Norwich manager Chris Hughton told the Norwich board he wants to keep Hoolahan, who had just forced his way into the first team. So Norwich told the player they had no intention of selling him and refused at first to even talk with Villa about the bid until after a tribunal hearing about goalkeeper Steer. Once that tribunal had made its ruling – that Villa must pay £450,000 immediately and, in theory could hand over up to £1.75m – Norwich rejected the offer for Hoolahan.
The popular midfielder – the only survivor from the era before Lambert lifted Norwich 54 places in three seasons – reported that he was fit but “not in the right frame of mind” to play. Despite that, Hughton has continued to select him as a sub.
This week Hoolahan submitted a written transfer request, but insisted: “There has not been any big row or anything.”
Norwich rejected the request and have told him again that they do not intend to sell him.
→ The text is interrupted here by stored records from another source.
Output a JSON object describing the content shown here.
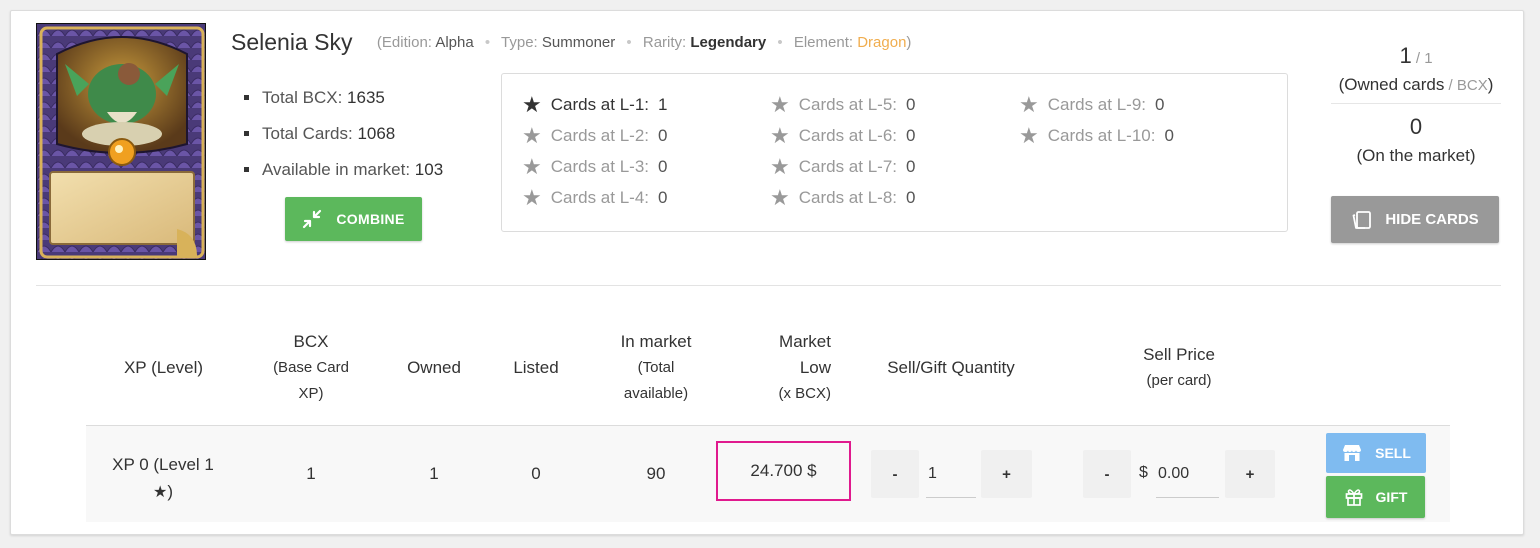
{
  "card": {
    "name": "Selenia Sky",
    "edition_label": "Edition:",
    "edition": "Alpha",
    "type_label": "Type:",
    "type": "Summoner",
    "rarity_label": "Rarity:",
    "rarity": "Legendary",
    "element_label": "Element:",
    "element": "Dragon",
    "element_color": "#f0ad4e",
    "open_paren": "(",
    "close_paren": ")"
  },
  "stats": {
    "total_bcx_label": "Total BCX:",
    "total_bcx": "1635",
    "total_cards_label": "Total Cards:",
    "total_cards": "1068",
    "available_label": "Available in market:",
    "available": "103"
  },
  "combine_label": "COMBINE",
  "levels": [
    {
      "label": "Cards at L-1:",
      "count": "1"
    },
    {
      "label": "Cards at L-2:",
      "count": "0"
    },
    {
      "label": "Cards at L-3:",
      "count": "0"
    },
    {
      "label": "Cards at L-4:",
      "count": "0"
    },
    {
      "label": "Cards at L-5:",
      "count": "0"
    },
    {
      "label": "Cards at L-6:",
      "count": "0"
    },
    {
      "label": "Cards at L-7:",
      "count": "0"
    },
    {
      "label": "Cards at L-8:",
      "count": "0"
    },
    {
      "label": "Cards at L-9:",
      "count": "0"
    },
    {
      "label": "Cards at L-10:",
      "count": "0"
    }
  ],
  "owned": {
    "count": "1",
    "sep": " / ",
    "bcx": "1",
    "label_open": "(Owned cards",
    "label_sep": " / ",
    "label_bcx": "BCX",
    "label_close": ")",
    "market_count": "0",
    "market_label": "(On the market)"
  },
  "hide_cards_label": "HIDE CARDS",
  "table": {
    "headers": {
      "xp": "XP (Level)",
      "bcx_1": "BCX",
      "bcx_2": "(Base Card",
      "bcx_3": "XP)",
      "owned": "Owned",
      "listed": "Listed",
      "in_market_1": "In market",
      "in_market_2": "(Total",
      "in_market_3": "available)",
      "market_low_1": "Market",
      "market_low_2": "Low",
      "market_low_3": "(x BCX)",
      "qty": "Sell/Gift Quantity",
      "price_1": "Sell Price",
      "price_2": "(per card)"
    },
    "row": {
      "xp_1": "XP 0 (Level 1",
      "xp_2": ")",
      "bcx": "1",
      "owned": "1",
      "listed": "0",
      "in_market": "90",
      "market_low": "24.700 $",
      "quantity": "1",
      "currency": "$",
      "price": "0.00"
    },
    "minus": "-",
    "plus": "+",
    "sell_label": "SELL",
    "gift_label": "GIFT"
  }
}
That remains the position privately as well as publicly. I understand that the only circumstances in which they might be prepared to part with Hoolahan in this transfer window is if they could sign someone better at his sort of role – operating centrally just behind the main striker. Even then they would want at least £3m for Hoolahan and would still not want Villa to be his destination. They regard Villa as direct rivals in their attempt to secure a fourth successive season in the Premier League.
In 2009, soon after he had arrived at Norwich , Lambert tried to sell Hoolahan. And, if the Scot had remained in charge at Carrow Road for the summer in which he moved to Villa, he would have sold Grant Holt – the striker with whom he has now been reunited.
Lambert’s list of players he wanted to move on had already been presented to the Norwich board when he decamped to Villa. Holt was on that list.
In the event, however, Lambert left and new Norwich manager Chris Hughton gave Holt a new contract. The striker stayed for one season under Hughton in the Premier League before joining Wigan for £2m last summer. After scoring just twice in 19 appearances for Wigan he accepted a loan move to Villa for the rest of the season.